En effet, l’ouverture du pays au commerce international est officialisée, certains diront forcée par les « bateaux noirs » américains montrant les faiblesses de l’armée nipponne et du bakufu, dans l’optique de réaliser la modernisation du pays en copiant les technologies et industries modernes occidentales et éviter par là-même à tout prix une colonisation par les Européens, Britanniques, Portugais, Français et Néerlandais se partageant de nombreux territoires asiatiques. Pour réunir le peuple japonais, l’empereur et son gouvernement entreprennent des mesures afin d’harmoniser les pratiques shintō autour d’une structure pyramidale qui classe les sanctuaires (Kindai Shakaku Seidō) avec à son sommet le sanctuaire d’Ise. L’État met en place un système de sanctuaires impériaux et nationaux (Kankoku Heisha) à partir de fonds publics. En 1871, les sanctuaires deviennent la propriété de l’État qui leur verse des subventions. Le gouvernement met fin au caractère héréditaire de la prêtrise afin de réduire l’influence de ces grandes familles qui s’accaparent les revenus des sanctuaires sous forme de rentes faisant pratiquement des jinja leurs propriétés privées. Les sanctuaires reviennent ainsi aux mains de la nation dépossédée par ces clans. Cela permet en outre de nommer de nouveaux prêtres formés et prêchant surtout les « grands enseignements » (taikyō), propagande visant à endoctriner la population pour qu’elle voue un culte à l’empereur et une obéissance totale et aveugle à la Maison impériale.

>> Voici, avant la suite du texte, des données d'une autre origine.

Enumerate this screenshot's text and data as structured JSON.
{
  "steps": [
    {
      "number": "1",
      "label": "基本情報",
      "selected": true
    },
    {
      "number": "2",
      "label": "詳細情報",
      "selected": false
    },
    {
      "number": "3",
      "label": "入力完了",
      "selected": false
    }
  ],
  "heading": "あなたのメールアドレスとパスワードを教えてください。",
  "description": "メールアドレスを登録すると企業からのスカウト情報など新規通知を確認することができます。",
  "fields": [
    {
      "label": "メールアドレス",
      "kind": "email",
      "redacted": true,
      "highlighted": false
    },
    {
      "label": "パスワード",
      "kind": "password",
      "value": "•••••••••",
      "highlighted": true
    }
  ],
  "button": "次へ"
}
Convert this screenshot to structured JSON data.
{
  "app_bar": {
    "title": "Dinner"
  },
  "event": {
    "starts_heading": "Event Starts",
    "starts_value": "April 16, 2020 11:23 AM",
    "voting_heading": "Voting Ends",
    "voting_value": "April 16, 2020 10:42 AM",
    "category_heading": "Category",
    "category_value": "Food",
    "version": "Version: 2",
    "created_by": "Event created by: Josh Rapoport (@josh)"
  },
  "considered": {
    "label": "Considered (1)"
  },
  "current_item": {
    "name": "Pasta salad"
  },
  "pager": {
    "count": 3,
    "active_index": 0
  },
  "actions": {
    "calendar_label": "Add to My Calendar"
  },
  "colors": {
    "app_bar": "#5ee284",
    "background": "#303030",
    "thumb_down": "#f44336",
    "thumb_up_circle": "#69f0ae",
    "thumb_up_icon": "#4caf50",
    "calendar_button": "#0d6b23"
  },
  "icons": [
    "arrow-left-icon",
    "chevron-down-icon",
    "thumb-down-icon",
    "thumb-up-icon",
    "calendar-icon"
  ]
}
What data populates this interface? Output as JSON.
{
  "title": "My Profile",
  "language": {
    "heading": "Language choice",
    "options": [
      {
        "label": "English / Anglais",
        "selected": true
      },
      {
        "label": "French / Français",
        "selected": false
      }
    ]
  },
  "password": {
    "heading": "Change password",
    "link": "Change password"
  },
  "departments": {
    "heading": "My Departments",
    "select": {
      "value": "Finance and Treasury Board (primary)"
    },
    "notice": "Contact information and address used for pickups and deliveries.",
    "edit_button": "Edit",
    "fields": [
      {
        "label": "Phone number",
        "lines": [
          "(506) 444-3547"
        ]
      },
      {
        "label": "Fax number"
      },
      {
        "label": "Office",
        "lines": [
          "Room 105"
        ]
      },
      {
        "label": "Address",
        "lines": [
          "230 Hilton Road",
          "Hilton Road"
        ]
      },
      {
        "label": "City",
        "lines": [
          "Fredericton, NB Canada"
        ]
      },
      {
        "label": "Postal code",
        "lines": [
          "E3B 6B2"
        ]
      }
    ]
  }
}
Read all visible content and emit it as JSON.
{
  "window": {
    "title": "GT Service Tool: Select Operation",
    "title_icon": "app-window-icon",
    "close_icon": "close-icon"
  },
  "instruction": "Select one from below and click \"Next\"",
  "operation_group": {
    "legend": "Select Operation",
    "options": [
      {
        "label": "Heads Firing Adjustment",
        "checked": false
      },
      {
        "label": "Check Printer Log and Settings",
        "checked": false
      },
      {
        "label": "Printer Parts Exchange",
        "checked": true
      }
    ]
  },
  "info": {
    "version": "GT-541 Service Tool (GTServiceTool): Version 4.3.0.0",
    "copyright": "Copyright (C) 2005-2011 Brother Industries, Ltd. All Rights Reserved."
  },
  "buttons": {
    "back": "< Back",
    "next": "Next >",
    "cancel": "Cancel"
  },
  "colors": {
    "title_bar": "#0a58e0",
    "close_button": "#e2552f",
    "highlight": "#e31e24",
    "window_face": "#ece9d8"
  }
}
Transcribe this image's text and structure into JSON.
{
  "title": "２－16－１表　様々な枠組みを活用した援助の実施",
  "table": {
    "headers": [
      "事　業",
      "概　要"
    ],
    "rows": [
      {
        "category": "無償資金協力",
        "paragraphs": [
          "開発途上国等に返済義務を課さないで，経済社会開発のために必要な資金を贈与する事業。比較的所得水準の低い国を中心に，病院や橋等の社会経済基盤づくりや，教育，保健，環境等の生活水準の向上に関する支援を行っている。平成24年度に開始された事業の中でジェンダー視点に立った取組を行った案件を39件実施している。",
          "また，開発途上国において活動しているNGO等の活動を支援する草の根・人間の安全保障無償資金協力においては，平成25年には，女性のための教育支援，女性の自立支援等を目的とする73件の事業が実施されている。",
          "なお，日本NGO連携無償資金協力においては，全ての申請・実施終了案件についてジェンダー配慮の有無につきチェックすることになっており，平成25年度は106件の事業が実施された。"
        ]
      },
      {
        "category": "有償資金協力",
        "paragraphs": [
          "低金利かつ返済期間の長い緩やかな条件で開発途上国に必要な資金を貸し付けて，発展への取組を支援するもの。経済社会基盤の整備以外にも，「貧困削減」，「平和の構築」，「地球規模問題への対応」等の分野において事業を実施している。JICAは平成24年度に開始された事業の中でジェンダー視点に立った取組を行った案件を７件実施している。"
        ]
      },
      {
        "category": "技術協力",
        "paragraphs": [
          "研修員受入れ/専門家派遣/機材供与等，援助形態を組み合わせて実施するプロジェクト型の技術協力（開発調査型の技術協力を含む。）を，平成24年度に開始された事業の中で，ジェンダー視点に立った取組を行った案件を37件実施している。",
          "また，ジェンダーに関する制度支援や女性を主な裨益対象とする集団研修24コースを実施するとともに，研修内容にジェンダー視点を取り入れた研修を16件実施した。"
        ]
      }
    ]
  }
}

Souhaitant un « retour aux sources nationales », le mélange du shintō et du bouddhisme devient illégal : on parle du shinbutsu bunri en opposition avec le syncrétisme shinto-bouddhique shinbutsu shūgō. Une division claire est faite dorénavant entre les kami et les butsu (bouddhas). Les sanctuaires shinto et temples bouddhistes sont séparés : les statues bouddhiques ne sont plus autorisées dans les sanctuaires ; les moines bouddhistes ne peuvent plus officier dans les temples et les sanctuaires et sont dans l’obligation de choisir entre l’un ou l’autre. La noblesse a dorénavant l’interdiction d’entrer dans le clergé bouddhique. Derrière cette politique se cache plusieurs objectifs :
- Affaiblir le bouddhisme qui a un grand pouvoir économique et une forte influence sur la population
- Augmenter l’influence du shintō et surtout son culte de l’empereur
- Créer une fierté nationale autour de sa religion indigène et non d’une religion étrangère
Le bouddhisme subit une persécution : destruction de plusieurs temples ; conversions en sanctuaires shintō de temples bouddhistes ; destruction de statues et d’œuvres d’art bouddhiques, de sūtra ou de textes et livres sacrés qui étaient présents dans des sanctuaires.
Le Kyōha Shintō ou shintō des sectes ou écoles
Le shintō des sectes ou écoles est un phénomène assez récent que l’on observe depuis le 18ème siècle. Contrairement au shintō des sanctuaires (Jinja Shintō, terme employé après la défaite japonaise pour remplacer le shintō d’État), le Kyōha Shintō présente des différences dont voici les principales :
- Une doctrine ou une affirmation religieuse qui peut trouver sa source dans un texte littéraire précis ou une Écriture sacrée.
- Un fondateur qui a proclamé ces enseignements (doctrines) et qui convainc d’autres personnes à le suivre et à diffuser les croyances de la secte.
- Une organisation religieuse dont le but est de regrouper tous les adhérents/fidèles à cette doctrine et de la propager.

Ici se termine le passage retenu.